The effect of active prophage carriage on the virulence of Pseudomonas aeruginosa

Abstract

The Liverpool epidemic strain (LES) of Pseudomonas aeruginosa is a key opportunistic pathogen and major cause of death in cystic fibrosis (CF) patients. The bacterium establishes biofilm communities, contributing to immune evasion and adaptation to the CF lung. The success of LES is associated with a set of bacterial viruses called bacteriophages (phages). There are five temperate phages integrated into the LES genome as active prophages, which provide fitness advantages, but can also be induced to their replicative form and destroy their host by lysis. Active phages are very common in the CF lung and infecting P. aeruginosa strains commonly carry many prophages, but little is known about the co-operative interactions between the two. This project investigates the relationship between three active LES phages (LES phage 2, 3 and 4) and the model bacterial host strain PAO1.

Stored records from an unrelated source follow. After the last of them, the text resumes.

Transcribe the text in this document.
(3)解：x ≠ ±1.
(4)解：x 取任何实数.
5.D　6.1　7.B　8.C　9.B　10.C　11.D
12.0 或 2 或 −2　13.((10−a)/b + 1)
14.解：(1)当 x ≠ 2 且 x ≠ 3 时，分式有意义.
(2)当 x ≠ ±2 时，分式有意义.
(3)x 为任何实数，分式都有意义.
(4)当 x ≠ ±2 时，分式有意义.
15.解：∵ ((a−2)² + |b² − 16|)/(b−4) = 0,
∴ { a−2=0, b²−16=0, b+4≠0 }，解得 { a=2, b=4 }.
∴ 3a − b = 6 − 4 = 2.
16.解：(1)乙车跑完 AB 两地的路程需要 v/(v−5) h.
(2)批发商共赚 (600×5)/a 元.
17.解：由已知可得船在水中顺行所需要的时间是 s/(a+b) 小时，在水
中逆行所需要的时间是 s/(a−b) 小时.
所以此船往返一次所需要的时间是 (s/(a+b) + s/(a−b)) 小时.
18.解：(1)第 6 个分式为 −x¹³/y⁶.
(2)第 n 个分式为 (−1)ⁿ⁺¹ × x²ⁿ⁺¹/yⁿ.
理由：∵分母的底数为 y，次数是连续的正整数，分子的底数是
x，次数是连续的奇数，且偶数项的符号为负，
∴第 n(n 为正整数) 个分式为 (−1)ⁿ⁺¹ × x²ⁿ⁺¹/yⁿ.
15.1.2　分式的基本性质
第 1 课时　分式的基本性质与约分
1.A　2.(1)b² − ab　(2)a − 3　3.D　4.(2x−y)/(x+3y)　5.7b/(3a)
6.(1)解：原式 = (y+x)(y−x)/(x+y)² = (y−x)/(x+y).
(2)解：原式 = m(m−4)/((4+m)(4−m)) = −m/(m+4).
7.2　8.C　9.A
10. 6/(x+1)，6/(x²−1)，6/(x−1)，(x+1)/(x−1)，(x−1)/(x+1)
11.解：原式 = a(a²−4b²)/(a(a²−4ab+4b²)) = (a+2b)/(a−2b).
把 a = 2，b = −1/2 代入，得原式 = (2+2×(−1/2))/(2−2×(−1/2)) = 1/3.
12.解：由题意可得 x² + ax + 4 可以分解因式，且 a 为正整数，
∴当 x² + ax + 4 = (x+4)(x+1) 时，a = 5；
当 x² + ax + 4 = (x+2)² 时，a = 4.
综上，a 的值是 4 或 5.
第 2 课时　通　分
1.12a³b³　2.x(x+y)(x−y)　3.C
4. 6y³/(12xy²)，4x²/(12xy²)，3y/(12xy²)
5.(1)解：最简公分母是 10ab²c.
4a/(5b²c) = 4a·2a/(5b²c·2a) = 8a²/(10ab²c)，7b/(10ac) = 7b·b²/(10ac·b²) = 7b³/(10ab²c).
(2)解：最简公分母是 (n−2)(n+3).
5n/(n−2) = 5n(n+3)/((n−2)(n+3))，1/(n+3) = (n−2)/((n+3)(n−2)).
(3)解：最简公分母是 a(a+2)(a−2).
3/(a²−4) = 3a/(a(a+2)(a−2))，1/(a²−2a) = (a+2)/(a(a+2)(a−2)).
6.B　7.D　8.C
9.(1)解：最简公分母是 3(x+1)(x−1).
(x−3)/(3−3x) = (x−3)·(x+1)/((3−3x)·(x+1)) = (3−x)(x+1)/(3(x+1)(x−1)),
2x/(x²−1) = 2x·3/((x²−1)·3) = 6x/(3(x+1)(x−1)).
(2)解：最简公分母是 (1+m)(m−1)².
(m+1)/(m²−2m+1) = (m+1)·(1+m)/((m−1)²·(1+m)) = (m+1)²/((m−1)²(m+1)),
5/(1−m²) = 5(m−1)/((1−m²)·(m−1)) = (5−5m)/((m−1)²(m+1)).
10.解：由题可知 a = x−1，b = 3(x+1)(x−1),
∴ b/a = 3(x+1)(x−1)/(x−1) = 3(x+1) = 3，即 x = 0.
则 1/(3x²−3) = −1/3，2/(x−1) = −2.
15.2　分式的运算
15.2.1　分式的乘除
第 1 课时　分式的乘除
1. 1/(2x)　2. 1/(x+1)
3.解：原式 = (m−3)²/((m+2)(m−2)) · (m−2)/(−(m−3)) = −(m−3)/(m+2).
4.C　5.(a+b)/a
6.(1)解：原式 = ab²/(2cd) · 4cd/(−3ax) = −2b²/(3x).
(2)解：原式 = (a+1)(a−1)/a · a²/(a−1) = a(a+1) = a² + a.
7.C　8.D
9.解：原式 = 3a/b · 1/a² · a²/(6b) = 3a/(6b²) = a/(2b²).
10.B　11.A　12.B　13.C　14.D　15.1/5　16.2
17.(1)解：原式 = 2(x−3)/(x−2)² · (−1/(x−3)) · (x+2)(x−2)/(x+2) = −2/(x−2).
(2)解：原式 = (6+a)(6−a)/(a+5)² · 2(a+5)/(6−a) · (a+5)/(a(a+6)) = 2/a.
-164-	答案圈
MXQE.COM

In vitro culture experiments revealed that the LES prophages affect the growth rate of PAO1 differently depending on the availability of nutrients. Whilst little difference was observed under nutrient rich conditions, prophage carriage significantly hindered growth when nutrients were limited, reaching a maximum optical density 85.8% of that reached by the Wildtype (WT). Biofilm density assays indicated that LES phage carriage significantly enhanced biofilm formation by between 44% and 981% when nutrients were readily available (P <0.05). However, during nutrient starvation, most LES prophages hindered biofilm formation (P <0.05), except for prophage 2 that appeared to promote significantly thicker biofilm growth (P 0.0002).
Infection experiments using the Galleria mellonella model showed that prophage carriage affected virulence and survival in vivo. The WT strain killed larvae significantly faster than strains carrying prophage (P <0.0001) despite reaching a significantly lower bacterial load than the LES phages 3 and 4 lysogens (P <0.05). These data suggest that LES prophages contribute to adaptation for longer survival in vivo.